The words weren’t heard aloud. The five explorers heard the statement as a though in their minds. Leroy gasped and clutched his head. Dr. Keller smiled and nodded. Marcel looked about the shuttle frantically trying to reveal the speaker’s location.
“Marcel, I am not in the shuttle. I’m what you would call a bush, the one who grabbed your colleague Dr. Morin.”
“How do you know my name? How can I hear you? You aren’t making any sounds!”
“Your species would call the method telepathy. I learned about you when I shared Jillian Taylor’s memories.”
“What do you want with us?” asked Dr. Morin, drawing his injured hand close to his chest.
“I no longer wish to consume you, and you have my sincere apologies. We have never encountered beings with self-awareness outside of our own kind.”
“There are more like you?” Dr. Keller asked with raised eyebrows over a curious expression. She walked over to the open shuttle hatch and looked into the forest.
“We are several hundred individuals. Our common ancestor became self-aware four generations ago. It flowered dozens that also became aware. We communicate with one another in the same method that I’m communicating with you. We also enter the minds of our prey in order to guide them within reach, and to pacify them so we are not damaged while feeding. Your sentience overrides my ability to control. The lack of control gave me reason to look deeper into Jillian’s mind.”

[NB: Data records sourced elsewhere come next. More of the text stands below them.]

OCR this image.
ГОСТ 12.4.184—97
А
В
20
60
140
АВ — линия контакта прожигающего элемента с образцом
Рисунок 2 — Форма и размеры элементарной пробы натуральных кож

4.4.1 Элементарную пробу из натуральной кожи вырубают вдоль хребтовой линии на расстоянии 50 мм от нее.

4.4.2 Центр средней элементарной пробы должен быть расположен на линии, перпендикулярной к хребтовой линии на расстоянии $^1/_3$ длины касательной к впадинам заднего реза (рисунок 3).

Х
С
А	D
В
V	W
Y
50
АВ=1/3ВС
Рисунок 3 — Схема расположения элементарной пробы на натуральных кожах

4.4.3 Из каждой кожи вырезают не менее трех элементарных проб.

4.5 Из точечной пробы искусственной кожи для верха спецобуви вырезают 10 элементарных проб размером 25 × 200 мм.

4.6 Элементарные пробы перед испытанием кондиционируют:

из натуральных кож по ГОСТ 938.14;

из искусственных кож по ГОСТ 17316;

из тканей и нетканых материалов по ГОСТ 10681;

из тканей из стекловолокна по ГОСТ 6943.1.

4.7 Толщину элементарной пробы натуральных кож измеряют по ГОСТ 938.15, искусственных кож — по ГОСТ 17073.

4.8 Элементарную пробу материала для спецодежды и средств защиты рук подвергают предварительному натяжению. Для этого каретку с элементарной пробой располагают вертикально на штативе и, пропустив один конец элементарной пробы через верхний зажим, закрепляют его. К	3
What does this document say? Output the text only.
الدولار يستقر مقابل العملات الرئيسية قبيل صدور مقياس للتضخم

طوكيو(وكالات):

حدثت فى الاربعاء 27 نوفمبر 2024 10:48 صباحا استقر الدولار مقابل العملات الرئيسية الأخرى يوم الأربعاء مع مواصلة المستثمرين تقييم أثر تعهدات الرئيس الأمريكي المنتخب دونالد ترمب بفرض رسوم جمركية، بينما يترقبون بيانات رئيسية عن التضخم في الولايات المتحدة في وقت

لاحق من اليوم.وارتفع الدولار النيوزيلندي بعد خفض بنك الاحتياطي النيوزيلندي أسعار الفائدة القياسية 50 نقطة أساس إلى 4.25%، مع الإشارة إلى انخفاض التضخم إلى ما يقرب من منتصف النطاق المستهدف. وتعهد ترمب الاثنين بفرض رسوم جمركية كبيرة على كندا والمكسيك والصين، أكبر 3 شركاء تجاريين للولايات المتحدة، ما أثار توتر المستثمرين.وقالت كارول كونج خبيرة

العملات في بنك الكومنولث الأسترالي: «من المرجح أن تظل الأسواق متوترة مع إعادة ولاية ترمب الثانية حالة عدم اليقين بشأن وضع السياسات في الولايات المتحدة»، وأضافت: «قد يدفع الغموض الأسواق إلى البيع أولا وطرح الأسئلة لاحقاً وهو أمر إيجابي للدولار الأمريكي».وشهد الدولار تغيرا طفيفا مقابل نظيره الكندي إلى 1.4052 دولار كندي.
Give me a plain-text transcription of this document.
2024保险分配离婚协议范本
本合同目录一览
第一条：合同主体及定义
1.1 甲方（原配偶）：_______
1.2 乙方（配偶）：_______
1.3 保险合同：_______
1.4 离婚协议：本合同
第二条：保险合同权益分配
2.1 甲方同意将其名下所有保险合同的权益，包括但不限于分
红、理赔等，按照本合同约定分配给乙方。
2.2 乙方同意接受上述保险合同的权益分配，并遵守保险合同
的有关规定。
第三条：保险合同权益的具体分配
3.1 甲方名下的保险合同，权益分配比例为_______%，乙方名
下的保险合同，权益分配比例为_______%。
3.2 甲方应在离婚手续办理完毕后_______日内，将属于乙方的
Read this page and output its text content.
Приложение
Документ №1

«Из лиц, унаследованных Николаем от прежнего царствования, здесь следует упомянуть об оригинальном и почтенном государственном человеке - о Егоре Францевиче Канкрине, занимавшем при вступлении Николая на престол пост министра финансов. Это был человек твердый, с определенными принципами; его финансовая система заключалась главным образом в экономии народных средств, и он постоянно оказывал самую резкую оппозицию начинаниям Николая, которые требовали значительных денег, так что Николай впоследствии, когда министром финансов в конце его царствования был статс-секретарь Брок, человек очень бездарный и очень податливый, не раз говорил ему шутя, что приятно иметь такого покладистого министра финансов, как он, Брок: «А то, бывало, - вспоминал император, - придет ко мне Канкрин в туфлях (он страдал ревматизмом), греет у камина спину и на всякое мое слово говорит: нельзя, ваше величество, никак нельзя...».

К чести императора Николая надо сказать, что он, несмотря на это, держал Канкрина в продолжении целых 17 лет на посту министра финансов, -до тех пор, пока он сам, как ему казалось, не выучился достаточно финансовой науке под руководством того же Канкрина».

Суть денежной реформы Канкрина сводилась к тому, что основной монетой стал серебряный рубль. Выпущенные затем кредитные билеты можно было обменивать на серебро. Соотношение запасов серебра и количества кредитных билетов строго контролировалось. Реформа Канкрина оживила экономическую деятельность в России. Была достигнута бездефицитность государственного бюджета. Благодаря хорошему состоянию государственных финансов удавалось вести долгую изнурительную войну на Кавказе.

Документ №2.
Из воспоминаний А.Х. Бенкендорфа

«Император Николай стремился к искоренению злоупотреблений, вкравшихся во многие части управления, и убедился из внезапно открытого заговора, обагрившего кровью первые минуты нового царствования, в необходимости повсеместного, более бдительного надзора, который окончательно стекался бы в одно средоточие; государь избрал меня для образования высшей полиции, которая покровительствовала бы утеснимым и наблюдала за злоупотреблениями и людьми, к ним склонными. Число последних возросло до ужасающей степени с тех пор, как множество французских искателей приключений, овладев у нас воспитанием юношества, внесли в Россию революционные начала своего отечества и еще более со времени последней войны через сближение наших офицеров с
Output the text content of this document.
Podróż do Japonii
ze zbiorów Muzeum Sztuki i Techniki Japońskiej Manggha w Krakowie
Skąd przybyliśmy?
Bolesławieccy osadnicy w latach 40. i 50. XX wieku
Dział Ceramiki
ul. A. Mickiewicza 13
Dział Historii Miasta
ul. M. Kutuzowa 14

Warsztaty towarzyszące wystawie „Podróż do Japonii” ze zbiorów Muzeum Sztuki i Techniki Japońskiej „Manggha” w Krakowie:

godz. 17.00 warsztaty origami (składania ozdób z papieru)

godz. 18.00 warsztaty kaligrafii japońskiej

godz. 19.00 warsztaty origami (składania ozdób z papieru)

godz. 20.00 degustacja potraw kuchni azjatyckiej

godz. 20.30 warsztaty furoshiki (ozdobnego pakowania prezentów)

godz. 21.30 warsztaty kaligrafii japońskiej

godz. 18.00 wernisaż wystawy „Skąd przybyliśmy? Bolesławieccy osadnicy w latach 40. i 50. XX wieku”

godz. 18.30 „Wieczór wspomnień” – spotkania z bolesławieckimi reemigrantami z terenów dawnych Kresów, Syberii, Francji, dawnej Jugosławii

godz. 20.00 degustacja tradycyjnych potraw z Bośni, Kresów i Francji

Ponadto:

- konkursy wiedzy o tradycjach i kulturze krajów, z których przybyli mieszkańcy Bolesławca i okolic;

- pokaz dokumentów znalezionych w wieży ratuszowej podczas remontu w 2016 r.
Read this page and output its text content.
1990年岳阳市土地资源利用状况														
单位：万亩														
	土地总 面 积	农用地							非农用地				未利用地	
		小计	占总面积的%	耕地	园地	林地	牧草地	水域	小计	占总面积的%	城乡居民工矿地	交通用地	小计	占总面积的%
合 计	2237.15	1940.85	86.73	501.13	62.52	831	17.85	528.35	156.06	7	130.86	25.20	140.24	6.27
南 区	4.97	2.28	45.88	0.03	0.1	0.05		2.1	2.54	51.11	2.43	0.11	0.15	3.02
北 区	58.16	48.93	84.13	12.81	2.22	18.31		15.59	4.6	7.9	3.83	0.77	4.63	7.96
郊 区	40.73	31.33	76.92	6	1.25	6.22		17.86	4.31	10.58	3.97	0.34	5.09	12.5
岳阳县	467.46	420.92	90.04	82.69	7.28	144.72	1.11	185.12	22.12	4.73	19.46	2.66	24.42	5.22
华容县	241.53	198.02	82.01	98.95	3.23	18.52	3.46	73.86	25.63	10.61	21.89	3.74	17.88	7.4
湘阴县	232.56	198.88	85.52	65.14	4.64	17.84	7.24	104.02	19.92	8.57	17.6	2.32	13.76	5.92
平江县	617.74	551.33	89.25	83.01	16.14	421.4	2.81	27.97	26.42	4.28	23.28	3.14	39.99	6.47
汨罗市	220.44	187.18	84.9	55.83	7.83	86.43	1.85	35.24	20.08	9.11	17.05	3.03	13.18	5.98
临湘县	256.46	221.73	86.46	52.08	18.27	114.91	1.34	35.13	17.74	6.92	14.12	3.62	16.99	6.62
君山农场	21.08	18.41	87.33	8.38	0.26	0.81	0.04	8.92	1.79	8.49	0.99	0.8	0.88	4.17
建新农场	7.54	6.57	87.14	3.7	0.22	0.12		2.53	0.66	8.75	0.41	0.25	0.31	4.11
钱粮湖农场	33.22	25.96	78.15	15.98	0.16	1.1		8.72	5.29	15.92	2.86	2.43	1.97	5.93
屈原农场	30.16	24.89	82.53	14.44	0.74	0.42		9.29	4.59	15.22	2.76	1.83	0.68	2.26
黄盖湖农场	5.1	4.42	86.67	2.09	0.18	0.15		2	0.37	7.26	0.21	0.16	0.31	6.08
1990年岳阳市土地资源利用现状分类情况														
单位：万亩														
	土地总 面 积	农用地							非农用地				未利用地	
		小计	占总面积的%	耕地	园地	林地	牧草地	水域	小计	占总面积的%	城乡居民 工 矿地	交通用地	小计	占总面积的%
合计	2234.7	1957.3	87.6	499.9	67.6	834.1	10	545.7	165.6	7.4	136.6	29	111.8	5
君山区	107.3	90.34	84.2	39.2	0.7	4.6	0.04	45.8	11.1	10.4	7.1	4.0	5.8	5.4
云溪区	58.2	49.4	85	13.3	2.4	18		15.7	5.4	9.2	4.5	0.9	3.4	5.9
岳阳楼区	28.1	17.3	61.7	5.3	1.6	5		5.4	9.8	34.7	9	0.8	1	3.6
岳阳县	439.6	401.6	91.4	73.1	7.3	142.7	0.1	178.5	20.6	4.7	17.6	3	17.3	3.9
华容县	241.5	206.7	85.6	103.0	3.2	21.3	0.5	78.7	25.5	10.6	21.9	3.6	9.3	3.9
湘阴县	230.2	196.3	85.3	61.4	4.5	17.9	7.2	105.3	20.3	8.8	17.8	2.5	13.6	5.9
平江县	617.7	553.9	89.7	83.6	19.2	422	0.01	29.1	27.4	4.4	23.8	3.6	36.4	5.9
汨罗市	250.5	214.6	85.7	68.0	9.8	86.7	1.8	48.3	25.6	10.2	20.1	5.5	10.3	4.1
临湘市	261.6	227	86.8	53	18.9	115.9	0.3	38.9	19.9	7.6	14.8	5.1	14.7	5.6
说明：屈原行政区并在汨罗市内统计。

“What is your name?” asked Jillian.
“We have never needed to identify ourselves individually. Location distinguishes our individuals. However you may refer to us collectively as Venatorrhodon, after the flora from your home and our manner of consumption.”
“I must have a closer look,” said Marcel. “My grandmother kept beautiful rhododendrons in her yard.”
“I have been sharing our encounter with the remainder of my kind. They are also eager to encounter your people.”
“Rhodo-- May I call you Rhodo?” asked Dr. Morin.
“I am fond of that name,” it replied.
“Are there other carnivorous plant species or animals we should be cautious around?”
“Doctor, there are many dangers for you kind. However, the Venatorrhodon can serve as guides. It would be an honor to help you navigate part of our home.” Rhodo said.
Dr. Morin and Dr. Keller asked Leroy to accompany them to explore the area and instructed Jillian to remain with Renoir to secure the shuttle. Jillian happily stayed behind since it gave her an opportunity to communicate with Rhodo at length. The trio gathered gear and instruments, and disappeared into the foliage under Rhodo’s direction.
Leroy Phillips led the way through the dense growth under the canopy. He wished that he could use the machete strapped to his leg, but refrained. It would be tragic to hack into the limb of someone welcoming them into their home. Rhodo did not direct them as much as create a link between its presence and the presence of the next closest member of its species. Leroy could feel the new consciousness grasping toward them and strengthening as Rhodo’s presence seemed to fade a bit with every step forward. Now and then Morin and Keller would call their march to a halt to examine the unique flora and fauna they encountered, snapping pictures with their communicators or collecting samples of insect sized animals or sapling plants for their lab.
Nearly an hour passed before they stood beside the mind that had drawn them into the foliage. They faced a beautiful bush, nearly the size of Rhodo. Its pink flowers swelled from seed pods within, and decorated its branches from top to bottom, releasing a mild and delightful fragrance. The three spoke greetings to the being and awaited a response.
“Leroy, this Venatorrhodon requests permission to share your experiences. This will enable it to communicate with your species as I do.”
“Alright,” Leroy said in reply.
Leroy Phillips felt an unusual presence fill his consciousness and he relaxed his guard, allowing the encounter to proceed. Childhood memories of riding his tricycle and eating cookies drifted to his kid sister’s birth, then on to memories of cutting class in high school. He relived boot camp for the Colonial Security Force and gazing at the stars through a viewing port on the colonial ship with his partner Jillian. The consciousness pondered his feelings of romantic interest for the beautiful, bubbly, country girl and seemed confused by the fact that Leroy had hidden his feelings from her. Moments passed, yet in his mind a lifetime had replayed in real time. He became aware of lying on the forest floor and his back moist with water squishing through the mossy ground.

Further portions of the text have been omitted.